O crédito bancário concedido a famílias que é classificado pelos bancos portugueses como estando no corredor ou à beira do malparado (falha no pagamento dentro do prazo acordado) disparou quase 13% em 2023, um dos valores mais elevados dos últimos anos, indica o Banco de Portugal (BdP) no novo Relatório de Estabilidade Financeira, publicado esta terça-feira. De acordo com a análise do banco central governado por Mário Centeno, o problema está essencialmente concentrado nas famílias mais pobres ou de menores rendimentos, que têm vindo a sentir cada vez mais dificuldade a honrar o pagamento das suas prestações ao banco.
O referido problema - designado de “categorias de risco de crédito stage 2 [nível 2]”, isto é, as que estão no tal corredor em vias de poderem vir a ser incumprimento (créditos não produtivos ou NPL, cujos clientes falham no pagamento, onde se inclui também o malparado, empréstimos por pagar há mais de 90 dias) - é um problema cada vez maior e está a motivar preocupação junto do BdP.

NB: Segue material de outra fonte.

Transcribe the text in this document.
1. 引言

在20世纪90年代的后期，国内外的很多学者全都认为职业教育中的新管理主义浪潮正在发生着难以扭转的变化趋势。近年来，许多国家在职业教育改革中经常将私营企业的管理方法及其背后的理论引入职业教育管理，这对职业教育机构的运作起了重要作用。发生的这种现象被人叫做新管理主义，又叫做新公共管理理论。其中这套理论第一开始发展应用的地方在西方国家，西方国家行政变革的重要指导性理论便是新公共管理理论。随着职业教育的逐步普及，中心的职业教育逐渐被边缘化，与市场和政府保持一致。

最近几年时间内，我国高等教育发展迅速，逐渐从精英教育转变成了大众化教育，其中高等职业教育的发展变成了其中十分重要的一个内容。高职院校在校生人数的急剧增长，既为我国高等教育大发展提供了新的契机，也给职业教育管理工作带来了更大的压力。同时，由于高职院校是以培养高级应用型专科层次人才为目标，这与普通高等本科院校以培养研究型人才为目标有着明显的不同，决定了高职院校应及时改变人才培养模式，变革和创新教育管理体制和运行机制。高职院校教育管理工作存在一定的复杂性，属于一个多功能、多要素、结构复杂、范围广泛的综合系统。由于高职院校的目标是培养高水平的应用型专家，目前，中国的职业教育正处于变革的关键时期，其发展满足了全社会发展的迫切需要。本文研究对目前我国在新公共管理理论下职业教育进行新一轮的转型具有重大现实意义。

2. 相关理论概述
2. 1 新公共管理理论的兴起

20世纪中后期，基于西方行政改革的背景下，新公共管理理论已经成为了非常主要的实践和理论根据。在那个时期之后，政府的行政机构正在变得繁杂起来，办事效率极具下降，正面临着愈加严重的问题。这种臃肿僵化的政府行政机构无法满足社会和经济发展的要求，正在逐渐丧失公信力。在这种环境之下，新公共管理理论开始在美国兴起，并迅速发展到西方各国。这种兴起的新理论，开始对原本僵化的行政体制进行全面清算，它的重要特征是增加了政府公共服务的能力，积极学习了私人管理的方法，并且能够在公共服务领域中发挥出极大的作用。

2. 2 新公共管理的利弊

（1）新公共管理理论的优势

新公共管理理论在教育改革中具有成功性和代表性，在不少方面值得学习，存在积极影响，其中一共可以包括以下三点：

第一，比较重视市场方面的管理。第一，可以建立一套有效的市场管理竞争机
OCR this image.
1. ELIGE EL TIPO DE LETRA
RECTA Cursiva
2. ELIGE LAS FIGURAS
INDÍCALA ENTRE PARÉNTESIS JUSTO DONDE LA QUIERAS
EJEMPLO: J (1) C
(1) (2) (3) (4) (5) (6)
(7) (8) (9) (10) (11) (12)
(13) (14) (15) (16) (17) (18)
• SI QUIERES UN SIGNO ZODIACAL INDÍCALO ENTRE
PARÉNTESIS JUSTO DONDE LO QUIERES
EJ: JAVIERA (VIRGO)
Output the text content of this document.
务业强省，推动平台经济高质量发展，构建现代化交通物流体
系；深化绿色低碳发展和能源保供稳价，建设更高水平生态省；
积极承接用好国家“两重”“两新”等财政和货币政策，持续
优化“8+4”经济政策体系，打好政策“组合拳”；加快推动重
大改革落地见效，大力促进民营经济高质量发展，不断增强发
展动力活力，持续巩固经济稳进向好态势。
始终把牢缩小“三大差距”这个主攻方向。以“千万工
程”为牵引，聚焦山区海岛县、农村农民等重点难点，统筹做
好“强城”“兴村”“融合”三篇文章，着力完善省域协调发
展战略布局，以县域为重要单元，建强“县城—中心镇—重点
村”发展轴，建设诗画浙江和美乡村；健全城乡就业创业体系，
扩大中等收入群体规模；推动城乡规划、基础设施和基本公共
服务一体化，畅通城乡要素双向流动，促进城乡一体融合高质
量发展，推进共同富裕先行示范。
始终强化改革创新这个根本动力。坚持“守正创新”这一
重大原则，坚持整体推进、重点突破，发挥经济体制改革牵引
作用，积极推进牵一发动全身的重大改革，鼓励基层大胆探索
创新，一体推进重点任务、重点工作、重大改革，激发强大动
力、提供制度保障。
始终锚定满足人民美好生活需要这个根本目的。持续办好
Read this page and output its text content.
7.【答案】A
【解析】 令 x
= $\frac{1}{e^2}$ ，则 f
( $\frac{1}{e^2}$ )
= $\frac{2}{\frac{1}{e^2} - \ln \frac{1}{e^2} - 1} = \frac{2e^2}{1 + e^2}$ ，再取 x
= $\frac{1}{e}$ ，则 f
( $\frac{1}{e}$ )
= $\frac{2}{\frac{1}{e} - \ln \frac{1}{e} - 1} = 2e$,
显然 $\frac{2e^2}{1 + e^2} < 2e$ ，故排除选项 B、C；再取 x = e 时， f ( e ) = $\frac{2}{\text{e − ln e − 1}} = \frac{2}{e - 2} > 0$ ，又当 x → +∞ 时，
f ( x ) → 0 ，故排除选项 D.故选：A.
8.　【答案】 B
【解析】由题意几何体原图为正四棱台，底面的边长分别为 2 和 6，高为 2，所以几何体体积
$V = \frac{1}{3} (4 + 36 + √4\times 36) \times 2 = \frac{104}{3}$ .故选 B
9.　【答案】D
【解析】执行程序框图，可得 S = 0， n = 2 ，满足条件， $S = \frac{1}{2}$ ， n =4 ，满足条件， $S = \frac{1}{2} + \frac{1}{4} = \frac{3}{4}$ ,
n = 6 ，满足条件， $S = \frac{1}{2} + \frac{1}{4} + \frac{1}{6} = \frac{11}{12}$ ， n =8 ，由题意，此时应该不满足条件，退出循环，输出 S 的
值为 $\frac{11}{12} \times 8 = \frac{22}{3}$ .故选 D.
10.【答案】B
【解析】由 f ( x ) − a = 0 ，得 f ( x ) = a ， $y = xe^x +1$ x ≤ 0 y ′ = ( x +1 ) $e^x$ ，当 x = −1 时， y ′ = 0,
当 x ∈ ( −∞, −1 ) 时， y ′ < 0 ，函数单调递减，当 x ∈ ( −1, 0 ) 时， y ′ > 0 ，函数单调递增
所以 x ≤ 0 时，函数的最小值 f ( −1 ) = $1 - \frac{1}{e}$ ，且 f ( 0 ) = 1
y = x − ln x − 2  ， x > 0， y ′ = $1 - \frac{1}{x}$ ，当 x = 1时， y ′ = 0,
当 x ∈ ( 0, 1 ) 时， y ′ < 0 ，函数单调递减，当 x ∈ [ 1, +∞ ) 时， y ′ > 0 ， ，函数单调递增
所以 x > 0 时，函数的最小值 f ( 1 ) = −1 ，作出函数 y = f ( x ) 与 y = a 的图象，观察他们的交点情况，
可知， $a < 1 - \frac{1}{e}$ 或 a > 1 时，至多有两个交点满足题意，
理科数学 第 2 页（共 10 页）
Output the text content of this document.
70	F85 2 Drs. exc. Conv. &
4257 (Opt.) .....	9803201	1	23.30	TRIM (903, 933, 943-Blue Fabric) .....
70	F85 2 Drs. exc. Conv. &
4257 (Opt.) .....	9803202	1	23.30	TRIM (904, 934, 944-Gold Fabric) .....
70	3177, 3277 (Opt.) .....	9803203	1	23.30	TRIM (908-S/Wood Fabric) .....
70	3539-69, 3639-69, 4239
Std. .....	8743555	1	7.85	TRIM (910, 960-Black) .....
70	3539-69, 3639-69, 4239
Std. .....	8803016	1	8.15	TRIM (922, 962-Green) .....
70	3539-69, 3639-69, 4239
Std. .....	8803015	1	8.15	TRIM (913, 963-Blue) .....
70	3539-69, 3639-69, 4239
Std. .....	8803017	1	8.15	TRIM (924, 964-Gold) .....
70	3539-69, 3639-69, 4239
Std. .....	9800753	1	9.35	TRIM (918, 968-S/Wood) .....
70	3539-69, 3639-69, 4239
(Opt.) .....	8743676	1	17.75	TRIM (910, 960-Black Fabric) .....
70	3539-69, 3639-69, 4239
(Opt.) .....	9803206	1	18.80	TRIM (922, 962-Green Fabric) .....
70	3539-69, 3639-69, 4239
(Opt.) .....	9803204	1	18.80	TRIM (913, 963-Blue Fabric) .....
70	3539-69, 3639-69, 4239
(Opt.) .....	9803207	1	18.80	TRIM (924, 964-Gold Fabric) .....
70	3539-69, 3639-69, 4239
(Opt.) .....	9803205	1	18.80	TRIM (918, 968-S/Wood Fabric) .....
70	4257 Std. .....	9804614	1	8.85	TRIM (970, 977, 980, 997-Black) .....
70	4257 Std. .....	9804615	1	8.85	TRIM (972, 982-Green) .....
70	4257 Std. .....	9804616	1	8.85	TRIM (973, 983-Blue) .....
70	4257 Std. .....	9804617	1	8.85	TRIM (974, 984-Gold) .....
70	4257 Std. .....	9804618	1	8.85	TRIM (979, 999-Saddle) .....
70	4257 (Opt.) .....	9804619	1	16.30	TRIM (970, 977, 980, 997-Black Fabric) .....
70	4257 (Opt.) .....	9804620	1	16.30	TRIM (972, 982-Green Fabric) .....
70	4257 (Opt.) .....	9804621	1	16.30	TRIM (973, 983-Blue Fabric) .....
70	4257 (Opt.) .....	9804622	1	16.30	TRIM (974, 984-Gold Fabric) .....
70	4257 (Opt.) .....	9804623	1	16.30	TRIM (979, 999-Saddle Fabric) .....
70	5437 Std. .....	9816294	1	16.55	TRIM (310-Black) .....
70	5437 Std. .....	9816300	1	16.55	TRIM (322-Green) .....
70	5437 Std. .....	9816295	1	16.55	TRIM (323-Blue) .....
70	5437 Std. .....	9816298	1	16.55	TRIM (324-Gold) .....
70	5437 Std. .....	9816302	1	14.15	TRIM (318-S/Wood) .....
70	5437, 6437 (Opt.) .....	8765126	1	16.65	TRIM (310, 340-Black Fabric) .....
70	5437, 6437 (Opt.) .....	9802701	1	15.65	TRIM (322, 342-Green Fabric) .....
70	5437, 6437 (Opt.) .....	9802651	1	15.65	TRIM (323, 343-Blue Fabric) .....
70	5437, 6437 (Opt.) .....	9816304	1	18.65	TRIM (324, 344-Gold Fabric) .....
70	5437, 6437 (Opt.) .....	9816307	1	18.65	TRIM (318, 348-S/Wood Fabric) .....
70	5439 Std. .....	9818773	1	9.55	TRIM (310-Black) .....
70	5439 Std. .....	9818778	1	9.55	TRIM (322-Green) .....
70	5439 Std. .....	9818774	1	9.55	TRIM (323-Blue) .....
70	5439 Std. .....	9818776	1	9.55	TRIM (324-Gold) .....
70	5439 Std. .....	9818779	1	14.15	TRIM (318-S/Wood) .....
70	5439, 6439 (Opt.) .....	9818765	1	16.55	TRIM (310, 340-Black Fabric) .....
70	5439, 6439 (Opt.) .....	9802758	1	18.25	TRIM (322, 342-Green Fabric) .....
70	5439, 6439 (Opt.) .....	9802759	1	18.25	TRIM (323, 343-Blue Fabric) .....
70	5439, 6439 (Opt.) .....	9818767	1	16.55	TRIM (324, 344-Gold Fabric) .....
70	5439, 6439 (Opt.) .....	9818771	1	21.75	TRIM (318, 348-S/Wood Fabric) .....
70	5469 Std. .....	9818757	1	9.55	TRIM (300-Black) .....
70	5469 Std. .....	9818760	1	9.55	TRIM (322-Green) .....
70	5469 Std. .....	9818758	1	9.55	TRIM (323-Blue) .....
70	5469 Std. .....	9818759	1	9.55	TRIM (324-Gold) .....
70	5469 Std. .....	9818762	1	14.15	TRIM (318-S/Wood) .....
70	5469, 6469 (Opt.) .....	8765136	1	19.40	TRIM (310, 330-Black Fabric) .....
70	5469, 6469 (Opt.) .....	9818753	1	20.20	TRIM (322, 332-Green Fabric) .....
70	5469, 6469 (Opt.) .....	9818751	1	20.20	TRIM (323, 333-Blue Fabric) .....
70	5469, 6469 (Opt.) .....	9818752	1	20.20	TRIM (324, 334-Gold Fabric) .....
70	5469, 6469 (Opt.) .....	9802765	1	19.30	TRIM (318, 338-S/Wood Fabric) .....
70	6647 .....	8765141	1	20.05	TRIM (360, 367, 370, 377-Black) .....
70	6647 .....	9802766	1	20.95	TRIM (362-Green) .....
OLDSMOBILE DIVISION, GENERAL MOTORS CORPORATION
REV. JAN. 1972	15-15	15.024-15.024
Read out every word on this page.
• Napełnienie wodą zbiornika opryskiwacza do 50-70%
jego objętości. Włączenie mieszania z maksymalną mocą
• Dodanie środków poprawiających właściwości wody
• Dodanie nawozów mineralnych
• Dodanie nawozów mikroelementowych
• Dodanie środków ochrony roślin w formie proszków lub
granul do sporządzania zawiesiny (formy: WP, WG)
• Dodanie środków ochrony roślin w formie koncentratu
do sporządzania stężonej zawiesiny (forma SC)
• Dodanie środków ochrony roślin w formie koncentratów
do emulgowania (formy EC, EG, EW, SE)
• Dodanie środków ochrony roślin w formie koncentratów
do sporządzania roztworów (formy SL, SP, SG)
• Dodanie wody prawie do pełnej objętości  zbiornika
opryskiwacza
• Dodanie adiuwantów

O aumento do crédito em risco de nível 2 afeta proporcionalmente mais o segmento do consumo, mas foi no crédito à habitação que a situação se degradou mais, avisa o BdP. “A potencial materialização de um cenário económico mais adverso, em particular com aumento do desemprego, e a manutenção de taxas de juro elevadas por mais tempo do que atualmente antecipado poderão diminuir a capacidade dos particulares para servir a dívida, potenciando uma maior materialização do risco de crédito”, indica o Banco.
Ato contínuo, os bancos comerciais já estão a aumentar o nível de provisões ou cobertura por imparidades para ficarem mais protegidos face a este risco de famílias (mais pobres e de menores rendimentos), mas também de empresas mais “vulneráveis”, poderem falhar cada vez mais nas prestações.
Para o BdP, isso é crucial para manter a solidez atual da banca nos tempos mais adversos que podem aí vir. “Caso se materializem condições adversas, nomeadamente na atividade económica, com implicações sobre o desemprego, poderemos assistir a uma deterioração da qualidade de crédito”, afirma o BdP.
“Ainda que o rácio total de non-performing loans (NPL, créditos não produtivos entre eles o malparado) tenha continuado a diminuir em 2023, de 3% para 2,7% do total de crédito, a verdade é que parece haver um problema mais grave em gestação.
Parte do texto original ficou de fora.